Feed costs that account for one-third of the total input costs for the poultry sector, besides pricey vegetables and a ban on fishing on the West Coast are factors behind the price rise.
According to the President of the Broiler Coordination Committee (BCC), most poultry farm owners operated at a loss last year after maize prices rose 25 per cent and soybean meal prices more than doubled.
Following the bird flu outbreak in Bangalore, the broiler industry cut its output by 20 per cent from 10,000 tonnes a week last year. As a result of restricted supply and hatching holidays initiated by large companies, the price of poultry meat doubled in certain regions during the first four months of this year.

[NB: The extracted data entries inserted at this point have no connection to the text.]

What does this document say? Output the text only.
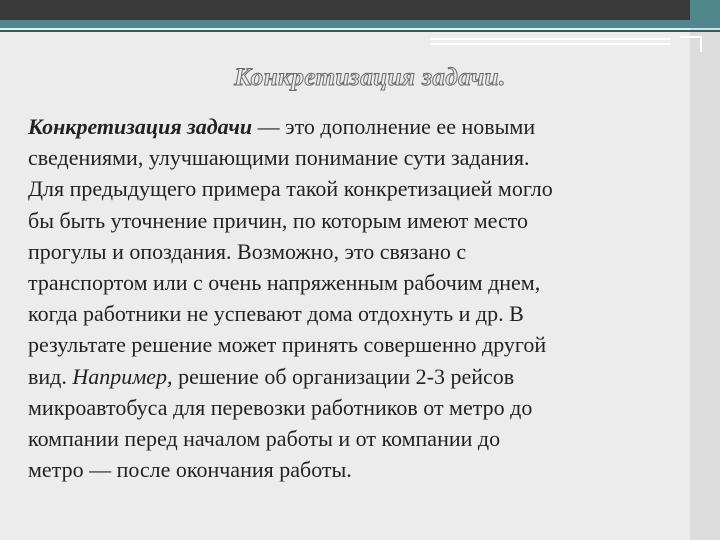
Конкретизация задачи.
Конкретизация задачи — это дополнение ее новыми
сведениями, улучшающими понимание сути задания.
Для предыдущего примера такой конкретизацией могло
бы быть уточнение причин, по которым имеют место
прогулы и опоздания. Возможно, это связано с
транспортом или с очень напряженным рабочим днем,
когда работники не успевают дома отдохнуть и др. В
результате решение может принять совершенно другой
вид. Например, решение об организации 2-3 рейсов
микроавтобуса для перевозки работников от метро до
компании перед началом работы и от компании до
метро — после окончания работы.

Industry sources are optimistic about the prospects for the 470 billion-rupee poultry sector that has been growing at between eight and 10 per cent annually. A recent market report forecasts domestic broiler meat demand to grow by the same annual rate in the long-term.
Table egg demand is expected to growing by four to five per cent annually as the result of growing urbanisation of the population.
The recent upward trend in key feed ingredient prices is not expected to reverse in the short term and even may go up higher in the coming weeks.
Poultry feed prices stayed unchanged last week, despite the rising prices of some ingredients.
A trade analyst commented that, if soybean meal and de-oiled mustard cake move up further, prices of concentrate feed prices will increase.
Turning to Bangladesh, the main challenges to the poultry industry have been identified as a lack of access to credit, competition from cheaper imports of poultry meat and frequent outbreaks of avian flu. These are threatening the very existence of this highly prospective sector.
In Pakistan, progress has been made on a spirochaetosis vaccine. Researchers have found an inactivated adjuvanted bacterin of Borrelia anserina was effective in protecting laying hens against spirochaetosis.